Preclinical Evidence

Curcumin circumvents chemoresistance in vitro and potentiates the effect of thalidomide and bortezomib against human multiple myeloma in nude mice model
Mol Cancer Ther. 2009;8(4):959-70
Multiple myeloma is a late-stage B-cell malignancy characterized by the infiltration of malignant plasma cells in bone marrow and is associated with high monoclonal protein in the blood. Multiple myeloma can occur de novo or can evolve from benign monoclonal gammapathy of undetermined significance that involves low levels of bone marrow plasmacytosis and monoclonal protein. Each year approximately 1% of patients with monoclonal gammapathy of undetermined significance develop multiple myeloma.

Currently, high-dose chemotherapy and stem cell transplantation are the standard treatments followed for multiple myeloma. Although several newer drugs have been approved recently, treatment for multiple myeloma yet remains as a challenge.

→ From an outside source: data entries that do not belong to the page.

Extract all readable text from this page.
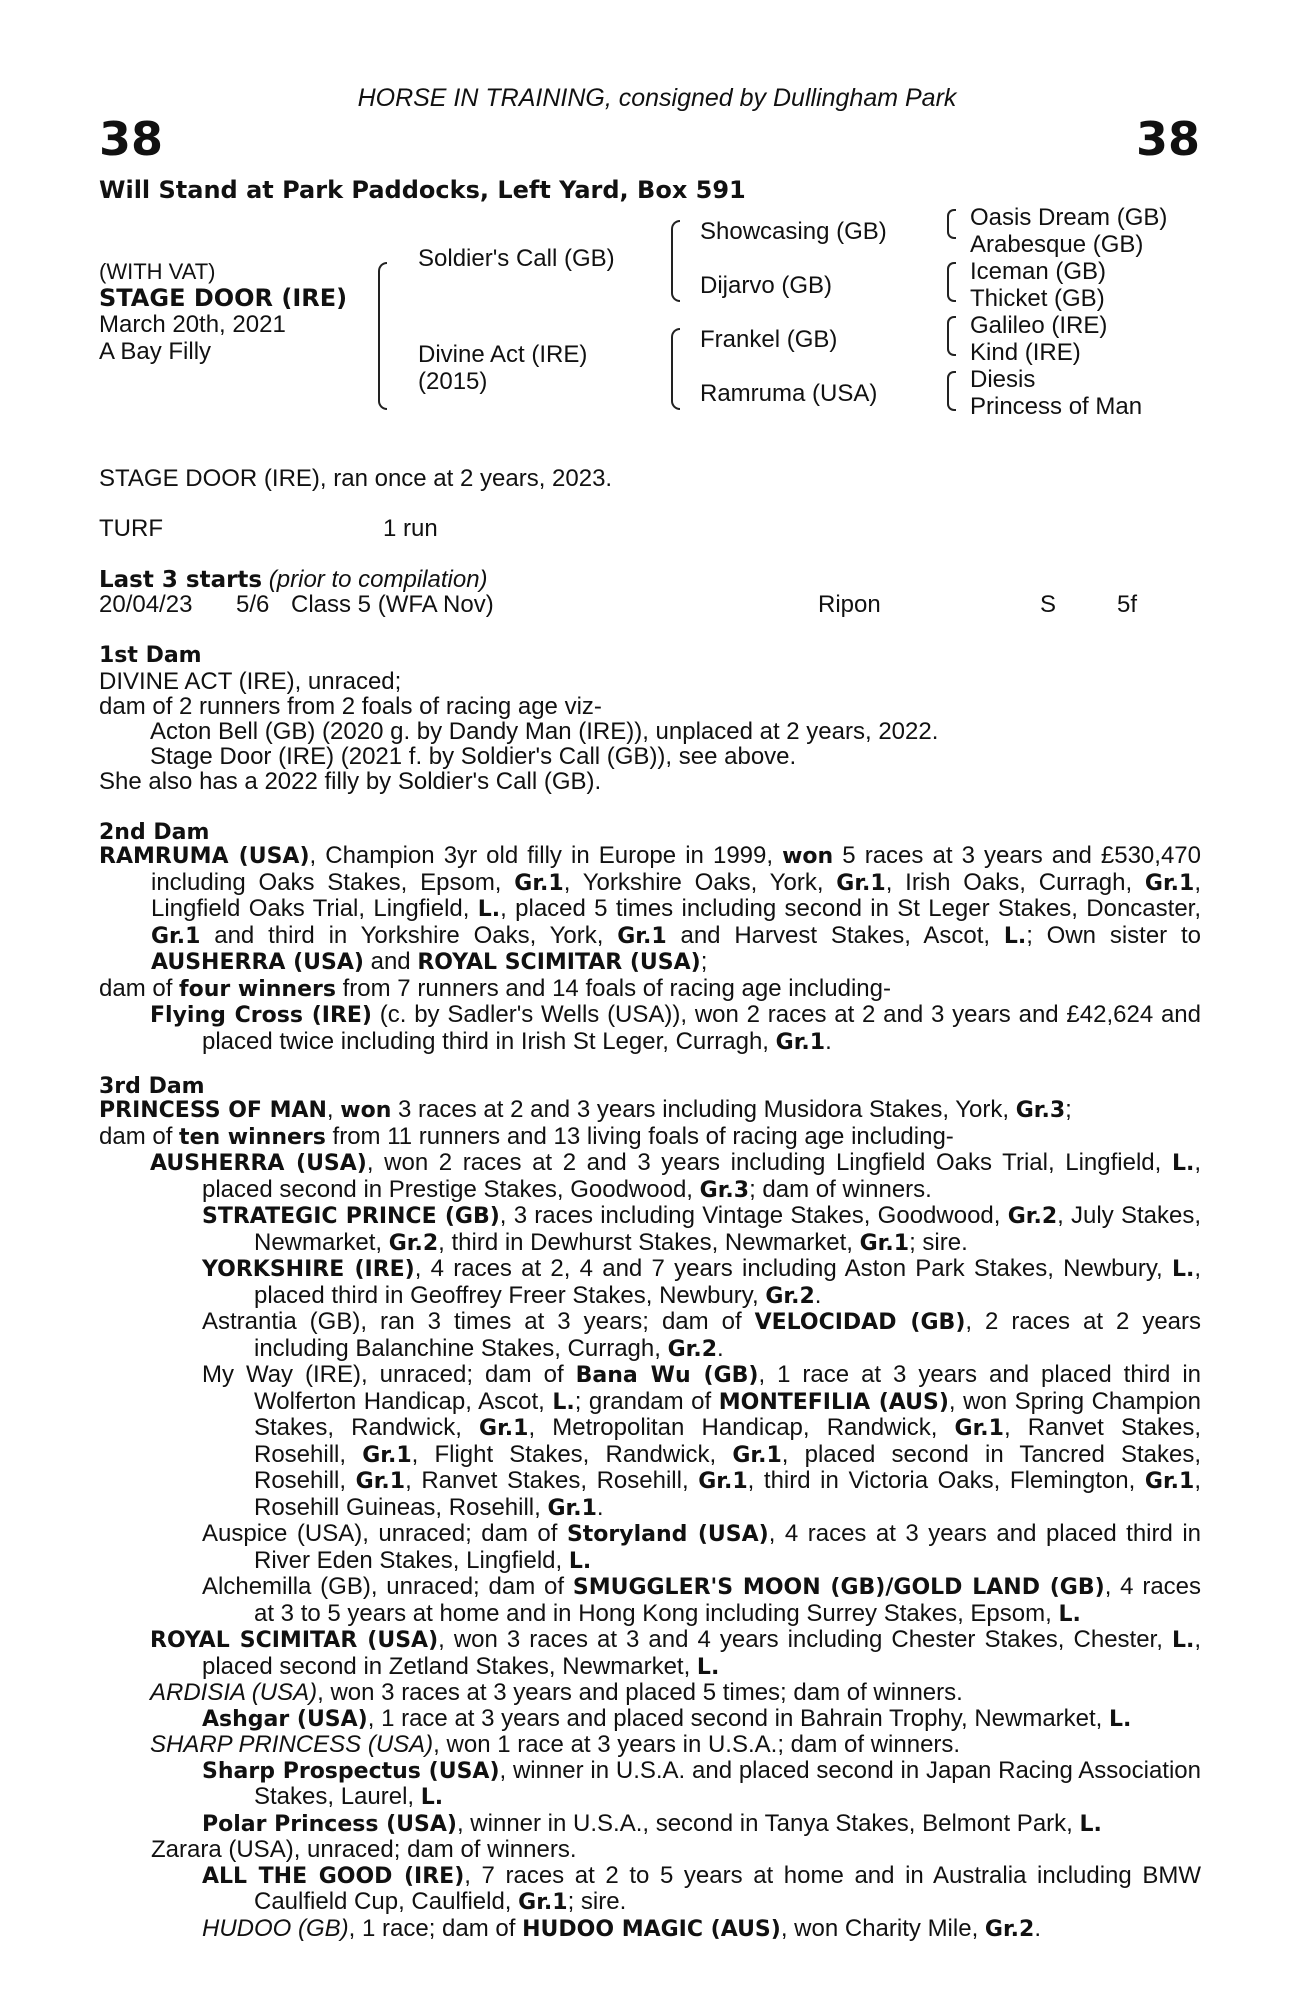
HORSE IN TRAINING, consigned by Dullingham Park
38	38
Will Stand at Park Paddocks, Left Yard, Box 591
(WITH VAT)
STAGE DOOR (IRE)
March 20th, 2021
A Bay Filly
Soldier's Call (GB)
Divine Act (IRE)
(2015)
Showcasing (GB)
Dijarvo (GB)
Frankel (GB)
Ramruma (USA)
Oasis Dream (GB)
Arabesque (GB)
Iceman (GB)
Thicket (GB)
Galileo (IRE)
Kind (IRE)
Diesis
Princess of Man
STAGE DOOR (IRE), ran once at 2 years, 2023.
TURF	1 run
Last 3 starts (prior to compilation)
20/04/23 5/6 Class 5 (WFA Nov)	Ripon	S	5f
1st Dam
DIVINE ACT (IRE), unraced;
dam of 2 runners from 2 foals of racing age viz-
Acton Bell (GB) (2020 g. by Dandy Man (IRE)), unplaced at 2 years, 2022.
Stage Door (IRE) (2021 f. by Soldier's Call (GB)), see above.
She also has a 2022 filly by Soldier's Call (GB).
2nd Dam
RAMRUMA (USA), Champion 3yr old filly in Europe in 1999, won 5 races at 3 years and £530,470 including Oaks Stakes, Epsom, Gr.1, Yorkshire Oaks, York, Gr.1, Irish Oaks, Curragh, Gr.1, Lingfield Oaks Trial, Lingfield, L., placed 5 times including second in St Leger Stakes, Doncaster, Gr.1 and third in Yorkshire Oaks, York, Gr.1 and Harvest Stakes, Ascot, L.; Own sister to AUSHERRA (USA) and ROYAL SCIMITAR (USA);
dam of four winners from 7 runners and 14 foals of racing age including-
Flying Cross (IRE) (c. by Sadler's Wells (USA)), won 2 races at 2 and 3 years and £42,624 and placed twice including third in Irish St Leger, Curragh, Gr.1.
3rd Dam
PRINCESS OF MAN, won 3 races at 2 and 3 years including Musidora Stakes, York, Gr.3;
dam of ten winners from 11 runners and 13 living foals of racing age including-
AUSHERRA (USA), won 2 races at 2 and 3 years including Lingfield Oaks Trial, Lingfield, L., placed second in Prestige Stakes, Goodwood, Gr.3; dam of winners.
STRATEGIC PRINCE (GB), 3 races including Vintage Stakes, Goodwood, Gr.2, July Stakes, Newmarket, Gr.2, third in Dewhurst Stakes, Newmarket, Gr.1; sire.
YORKSHIRE (IRE), 4 races at 2, 4 and 7 years including Aston Park Stakes, Newbury, L., placed third in Geoffrey Freer Stakes, Newbury, Gr.2.
Astrantia (GB), ran 3 times at 3 years; dam of VELOCIDAD (GB), 2 races at 2 years including Balanchine Stakes, Curragh, Gr.2.
My Way (IRE), unraced; dam of Bana Wu (GB), 1 race at 3 years and placed third in Wolferton Handicap, Ascot, L.; grandam of MONTEFILIA (AUS), won Spring Champion Stakes, Randwick, Gr.1, Metropolitan Handicap, Randwick, Gr.1, Ranvet Stakes, Rosehill, Gr.1, Flight Stakes, Randwick, Gr.1, placed second in Tancred Stakes, Rosehill, Gr.1, Ranvet Stakes, Rosehill, Gr.1, third in Victoria Oaks, Flemington, Gr.1, Rosehill Guineas, Rosehill, Gr.1.
Auspice (USA), unraced; dam of Storyland (USA), 4 races at 3 years and placed third in River Eden Stakes, Lingfield, L.
Alchemilla (GB), unraced; dam of SMUGGLER'S MOON (GB)/GOLD LAND (GB), 4 races at 3 to 5 years at home and in Hong Kong including Surrey Stakes, Epsom, L.
ROYAL SCIMITAR (USA), won 3 races at 3 and 4 years including Chester Stakes, Chester, L., placed second in Zetland Stakes, Newmarket, L.
ARDISIA (USA), won 3 races at 3 years and placed 5 times; dam of winners.
Ashgar (USA), 1 race at 3 years and placed second in Bahrain Trophy, Newmarket, L.
SHARP PRINCESS (USA), won 1 race at 3 years in U.S.A.; dam of winners.
Sharp Prospectus (USA), winner in U.S.A. and placed second in Japan Racing Association Stakes, Laurel, L.
Polar Princess (USA), winner in U.S.A., second in Tanya Stakes, Belmont Park, L.
Zarara (USA), unraced; dam of winners.
ALL THE GOOD (IRE), 7 races at 2 to 5 years at home and in Australia including BMW Caulfield Cup, Caulfield, Gr.1; sire.
HUDOO (GB), 1 race; dam of HUDOO MAGIC (AUS), won Charity Mile, Gr.2.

Resistance to chemotherapy in multiple myeloma is not yet clear but has been evidenced that NF-κB may play a major role in pathogenesis of multiple myeloma. Thus, compounds like Curcumin, known to inhibit the activation of NF-κB, are effective against chemoresistance in multiple myeloma cells.
Objective:

To investigate whether Curcumin can overcome chemoresistance and enhance the activity of thalidomide and bortezomib, used to treat patients with multiple myeloma, in vitro and in xenograft model in nude mice.

Study Design:
  • Various parameters like antiproliferative effects of Curcumin, NF-κB activation in myeloma cell lines and tumor samples, and potentiation of apoptotic effects of bortezomib and thalidomide in the presence of Curcumin in multiple myeloma cells were evaluated in vitro
In vivo Study:
  • Male athymic nu/nu mice (4 weeks old) were implanted with U266 cells to induce multiple myeloma
  • Animals were randomized into treatment groups (n=5), post one week of implantation, based on the tumor volume
  • Group I (control) was treated with corn oil (100 μL, orally, daily) and saline (100 μL, orally, weekly), group II was treated with Curcumin alone (1 g/kg, orally, daily), group III was treated with bortezomib alone (0.25 mg/kg, 100 μL, i.p., weekly) and group IV was treated with a combination of Curcumin (1 g/kg, orally, daily) and bortezomib (0.25 mg/kg, 100 μL, weekly)
  • Treatment was continued for up to 20 days from the date of randomization (day 0)
  • The tumor volume was measured on every 5 days, and after 25 days of randomization, mice were killed and tumors were carefully excised and measured to calculate tumor volume
Results and Discussion:
  • Irrespective of whether a cell line is a sensitive or resistant to a conventional chemotherapeutic agent, a dose- and time-dependent antiproliferative effect was observed when treated with Curcumin
  • Curcumin significantly potentiated the apoptotic effect of bortezomib and thalidomide when U266 cells were treated in combination, from 25% to 85% and from 10% to 75%, respectively
  • Curcumin also potentiated the inhibitory effect of bortezomib and thalidomide on NF-κB activation in multiple myeloma cells
  • Curcumin inhibited the expression of NF-ĸB-regulated gene products in multiple myeloma cells as well
  • In human multiple myeloma xenograft model, curcumin alone as well as bortezomib alone significantly decreased the tumor volume
  • Similarly, Curcumin and bortezomib combination group also showed more significant decrease in tumor volume when compared to bortezomib alone group and in the control group at day 25 after treatment
  • Curcumin and bortezomib combination group showed much more effective reduction in the tumor volume when examined for tumor volume on different days, compared with either agent alone
Conclusion

Overall, Curcumin potentiated effects of bortezomib and thalidomide, and overcame chemoresistance as well as sensitized multiple myeloma cells by down-regulating NF-κB and NF-κB-regulated gene products.